Tips to the New Teacher
At the end of the book, we find out that it is the new teacher who is feeling nervous about the first day of school. Use this activity to help students think about what advice they might give to a new teacher.
Materials: writing paper, pencils
- Put students into groups of 3-4.
- Instruct each group to discuss what advice they might give to a new teacher. Make a couple of suggestions to help them get started.
- What time does school start and end?
- What are the hallway or playground rules at the school?
- What are some things the teacher might want to know about the students?
- Where is the lunchroom?
- How can the new teacher stop feeling nervous?
- Have each group create of list of ideas.
- Once completed, let each group read their advice list to the class.
''Our First Day'' Class Book
Create a class book about first day feelings.
Materials: drawing paper, crayons, pencils
- Begin by asking students to share the feelings they experienced on the first day of school.
- Next, give each student a piece of drawing paper, crayons, and a pencil.
- Explain that you will be creating a class book about the students' feelings on the first day.
- Instruct students to write this sentence toward the top of their paper and fill in the blank (put the sentence on the board so they can copy it): ''On the first day of school, I felt _ _ _''
- After they've all written their sentence, allow time for students to create a picture to go with it.
- Have students share their work with the class.
- Then collect all of the papers and bind them with a teacher created cover to create a class book.
This book lends itself to a great discussion about feelings and emotions.
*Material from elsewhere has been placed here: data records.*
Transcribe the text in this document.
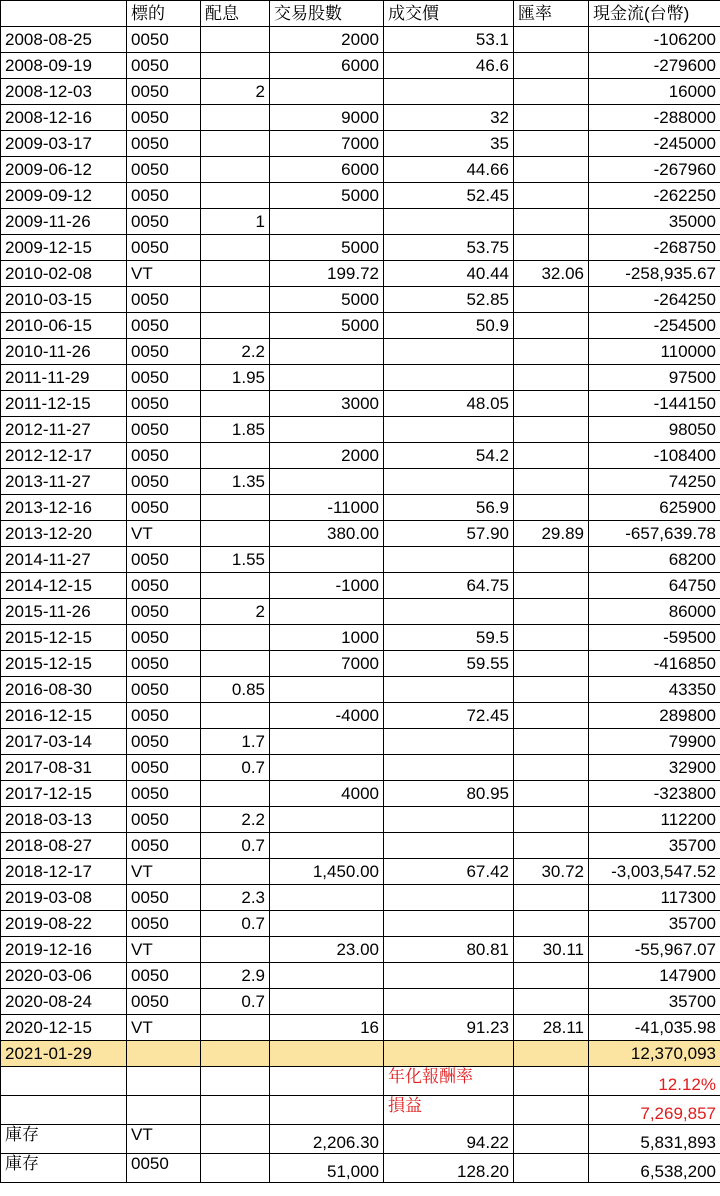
	標的	配息	交易股數	成交價	匯率	現金流(台幣)
2008-08-25	0050		2000	53.1		-106200
2008-09-19	0050		6000	46.6		-279600
2008-12-03	0050	2				16000
2008-12-16	0050		9000	32		-288000
2009-03-17	0050		7000	35		-245000
2009-06-12	0050		6000	44.66		-267960
2009-09-12	0050		5000	52.45		-262250
2009-11-26	0050	1				35000
2009-12-15	0050		5000	53.75		-268750
2010-02-08	VT		199.72	40.44	32.06	-258,935.67
2010-03-15	0050		5000	52.85		-264250
2010-06-15	0050		5000	50.9		-254500
2010-11-26	0050	2.2				110000
2011-11-29	0050	1.95				97500
2011-12-15	0050		3000	48.05		-144150
2012-11-27	0050	1.85				98050
2012-12-17	0050		2000	54.2		-108400
2013-11-27	0050	1.35				74250
2013-12-16	0050		-11000	56.9		625900
2013-12-20	VT		380.00	57.90	29.89	-657,639.78
2014-11-27	0050	1.55				68200
2014-12-15	0050		-1000	64.75		64750
2015-11-26	0050	2				86000
2015-12-15	0050		1000	59.5		-59500
2015-12-15	0050		7000	59.55		-416850
2016-08-30	0050	0.85				43350
2016-12-15	0050		-4000	72.45		289800
2017-03-14	0050	1.7				79900
2017-08-31	0050	0.7				32900
2017-12-15	0050		4000	80.95		-323800
2018-03-13	0050	2.2				112200
2018-08-27	0050	0.7				35700
2018-12-17	VT		1,450.00	67.42	30.72	-3,003,547.52
2019-03-08	0050	2.3				117300
2019-08-22	0050	0.7				35700
2019-12-16	VT		23.00	80.81	30.11	-55,967.07
2020-03-06	0050	2.9				147900
2020-08-24	0050	0.7				35700
2020-12-15	VT		16	91.23	28.11	-41,035.98
2021-01-29						12,370,093
				年化報酬率		12.12%
				損益		7,269,857
庫存	VT		2,206.30	94.22		5,831,893
庫存	0050		51,000	128.20		6,538,200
Use this activity to help students develop their understanding of different emotions.
Materials: drawing paper, crayons
- As a class, talk about various emotions: happy, sad, mad, scared, nervous, shy, excited, curious (plus any others you feel are relevant so that you have a total of 8).
- Write the names of the emotions on the board so that students can see them.
- Next, give each student a piece of drawing paper.
- Demonstrate for students how to fold the paper into fourths.
- Show students how to unfold their papers and use a crayon to draw in lines that will separate their papers into fourths on both sides (for a total of 8).
- Instruct students to write one emotion word at the bottom of each of the sections on their papers.
- Now have students draw a face in each section that shows what each emotion might look like.
- Display student work in the classroom.
Write Your Teacher a Letter
Use this activity to help students explain their feelings and emotions to their teacher.
Materials: writing paper, pencils
- Give each student a piece of writing paper and a pencil.
- Demonstrate for students how to begin a friendly letter with ''Dear _ _ _,''.
- Next, give students time to write you a letter. Encourage them to:
- Explain how they felt on the first day.
- Tell you about their day.
- Make suggestions about what might have made the day better.
- Anything else they want you to know about their first day.
- Collect the letters.
- When time allows, read each letter and write a response to each student.